Life And Society

Surviving and thriving after a break-up

09:40 am on 24 August 2024

Photo: Bateman Books

When Wellington journalist Sarah Catherall separated from her husband, she couldn't find a book with practical advice to help her family get through.

Now, 15 years later, she and her ex are both happily re-partnered and their three daughters are thriving.

To offer guidance and hope to others struggling through a separation, Catherall shares her own experiences and expert tips in the new book How To Break Up Well.

Listen to Sarah Catherall on Saturday Morning

The book is for men and women who are dealing with a break-up and want insights into how to navigate these tricky, often painful times, Catherall says.

After her divorce, she was "a bit of a sad mum" but sought therapy as women are more inclined to do.

Many "sad dads", on the other hand, seek to fill the void of a break-up by downloading with someone new from a dating app.

"You've got your glass of wine and this guy's moaning about the ex. He should be doing that with a therapist."

After Catherall's divorce, she also jumped into the seemingly exciting world of online dating before she was actually ready. 

"You've got to think are you emotionally ready to connect with someone on a dating app? You might have suffered the rejection of your husband or partner and then you have to deal with [ghosting]."

In How To Break Up Well, the Australasian head of Bumble emphasises the importance of being open-minded on dating apps.

"If you're looking for your 6'2" Aries with a holiday house in Queenstown and dark hair, you might not find him exactly." 

Now, instead of browsing dating apps, Catherall checks the diary-sharing app she and her ex use for family planning.

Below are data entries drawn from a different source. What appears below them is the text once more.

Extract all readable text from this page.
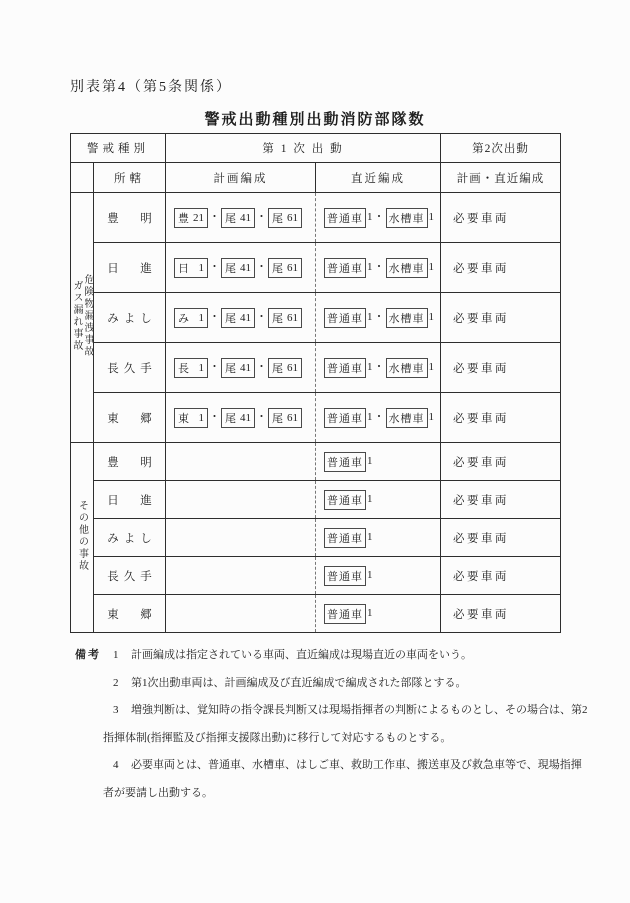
別表第4（第5条関係）
警戒出動種別出動消防部隊数
警戒種別		第 1 次 出 動		第2次出動
	所轄	計画編成	直近編成	計画・直近編成

危険物漏洩事故
ガス漏れ事故
	豊　明	豊 21 ・ 尾 41 ・ 尾 61	普通車 1・ 水槽車 1	必要車両
日　進	日 1 ・ 尾 41 ・ 尾 61	普通車 1・ 水槽車 1	必要車両
みよし	み 1 ・ 尾 41 ・ 尾 61	普通車 1・ 水槽車 1	必要車両
長久手	長 1 ・ 尾 41 ・ 尾 61	普通車 1・ 水槽車 1	必要車両
東　郷	東 1 ・ 尾 41 ・ 尾 61	普通車 1・ 水槽車 1	必要車両

その他の事故	豊　明		普通車 1	必要車両
	日　進		普通車 1	必要車両
	みよし		普通車 1	必要車両
	長久手		普通車 1	必要車両
	東　郷		普通車 1	必要車両
備考 1	計画編成は指定されている車両、直近編成は現場直近の車両をいう。
2	第1次出動車両は、計画編成及び直近編成で編成された部隊とする。
3	増強判断は、覚知時の指令課長判断又は現場指揮者の判断によるものとし、その場合は、第2指揮体制(指揮監及び指揮支援隊出動)に移行して対応するものとする。
4	必要車両とは、普通車、水槽車、はしご車、救助工作車、搬送車及び救急車等で、現場指揮者が要請し出動する。
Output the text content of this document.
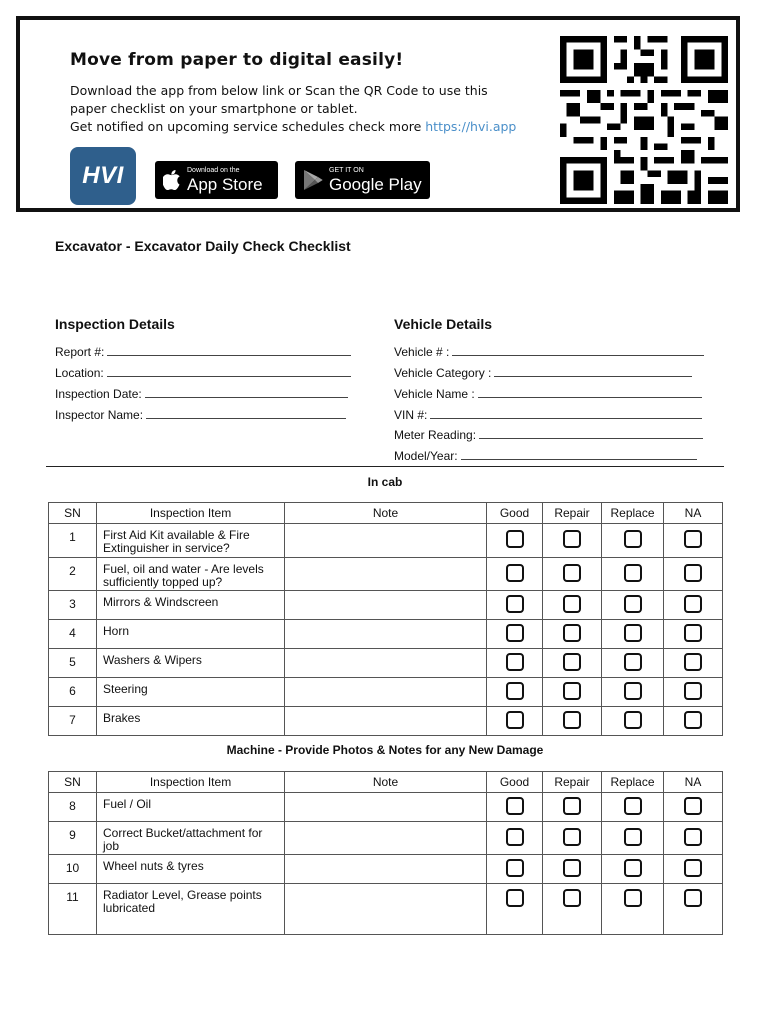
Move from paper to digital easily!
Download the app from below link or Scan the QR Code to use this
paper checklist on your smartphone or tablet.
Get notified on upcoming service schedules check more https://hvi.app
HVI	Download on the
App Store
GET IT ON
Google Play
Excavator - Excavator Daily Check Checklist
Inspection Details
Report #:
Location:
Inspection Date:
Inspector Name:
Vehicle Details
Vehicle # :
Vehicle Category :
Vehicle Name :
VIN #:
Meter Reading:
Model/Year:
In cab
SN	Inspection Item	Note	Good	Repair	Replace	NA
1	First Aid Kit available & Fire Extinguisher in service?					
2	Fuel, oil and water - Are levels sufficiently topped up?					
3	Mirrors & Windscreen					
4	Horn					
5	Washers & Wipers					
6	Steering					
7	Brakes					
Machine - Provide Photos & Notes for any New Damage
SN	Inspection Item	Note	Good	Repair	Replace	NA
8	Fuel / Oil					
9	Correct Bucket/attachment for job					
10	Wheel nuts & tyres					
11	Radiator Level, Grease points lubricated					
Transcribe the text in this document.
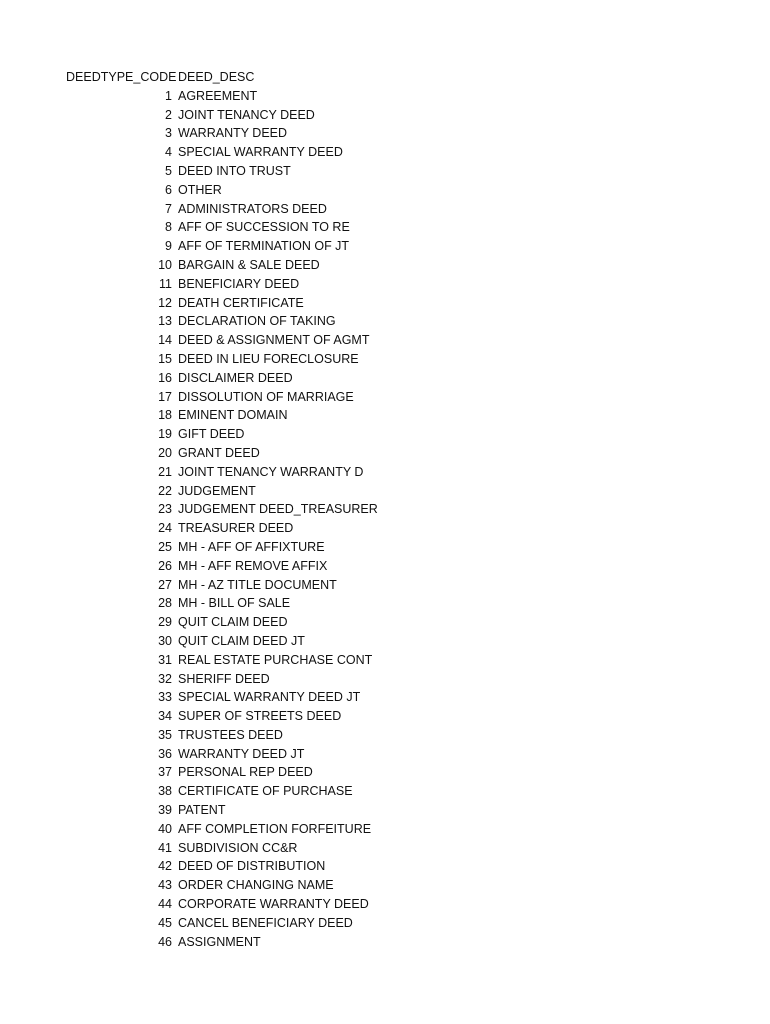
DEEDTYPE_CODE DEED_DESC
1 AGREEMENT
2 JOINT TENANCY DEED
3 WARRANTY DEED
4 SPECIAL WARRANTY DEED
5 DEED INTO TRUST
6 OTHER
7 ADMINISTRATORS DEED
8 AFF OF SUCCESSION TO RE
9 AFF OF TERMINATION OF JT
10 BARGAIN & SALE DEED
11 BENEFICIARY DEED
12 DEATH CERTIFICATE
13 DECLARATION OF TAKING
14 DEED & ASSIGNMENT OF AGMT
15 DEED IN LIEU FORECLOSURE
16 DISCLAIMER DEED
17 DISSOLUTION OF MARRIAGE
18 EMINENT DOMAIN
19 GIFT DEED
20 GRANT DEED
21 JOINT TENANCY WARRANTY D
22 JUDGEMENT
23 JUDGEMENT DEED_TREASURER
24 TREASURER DEED
25 MH - AFF OF AFFIXTURE
26 MH - AFF REMOVE AFFIX
27 MH - AZ TITLE DOCUMENT
28 MH - BILL OF SALE
29 QUIT CLAIM DEED
30 QUIT CLAIM DEED JT
31 REAL ESTATE PURCHASE CONT
32 SHERIFF DEED
33 SPECIAL WARRANTY DEED JT
34 SUPER OF STREETS DEED
35 TRUSTEES DEED
36 WARRANTY DEED JT
37 PERSONAL REP DEED
38 CERTIFICATE OF PURCHASE
39 PATENT
40 AFF COMPLETION FORFEITURE
41 SUBDIVISION CC&R
42 DEED OF DISTRIBUTION
43 ORDER CHANGING NAME
44 CORPORATE WARRANTY DEED
45 CANCEL BENEFICIARY DEED
46 ASSIGNMENT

She says it's helpful to think of co-parenting as a family business you're running together.

"As one wonderful divorce coach I interviewed said, 'You're both co-pilots. You're flying the plane and you've got to land the plane safely. How are you best going to do that?'"

As a separated parent, handing your kids over to your ex and accepting there will be part of their lives you won't ever get to see is often very difficult, Catherall says.

Christmas is one of the hardest times of year for parents on their own, especially if - like her - you're used to it being a big, fun family day. 

On her first Christmas after separating from her ex, Catherall fought back tears driving home to Wellington after handing over the kids at the top of Remutaka Hill. 

"It's the most terrible feeling."

Now, though, she feels very fortunate that things are amicable with her ex and their kids are doing well.

"His new wife is lovely, and my kids have been raised by us and also parents have all contributed to their lives."

During and after a separation, children need to know they're loved and supported by both parents, Catherall says, and also be protected as much as possible from conflict.

She attributes her kids' current well-being to their parents' shared belief that children's interests should always be put first.

"It breaks my heart when I see parents who embroil their kids in their own war, and it's not helpful."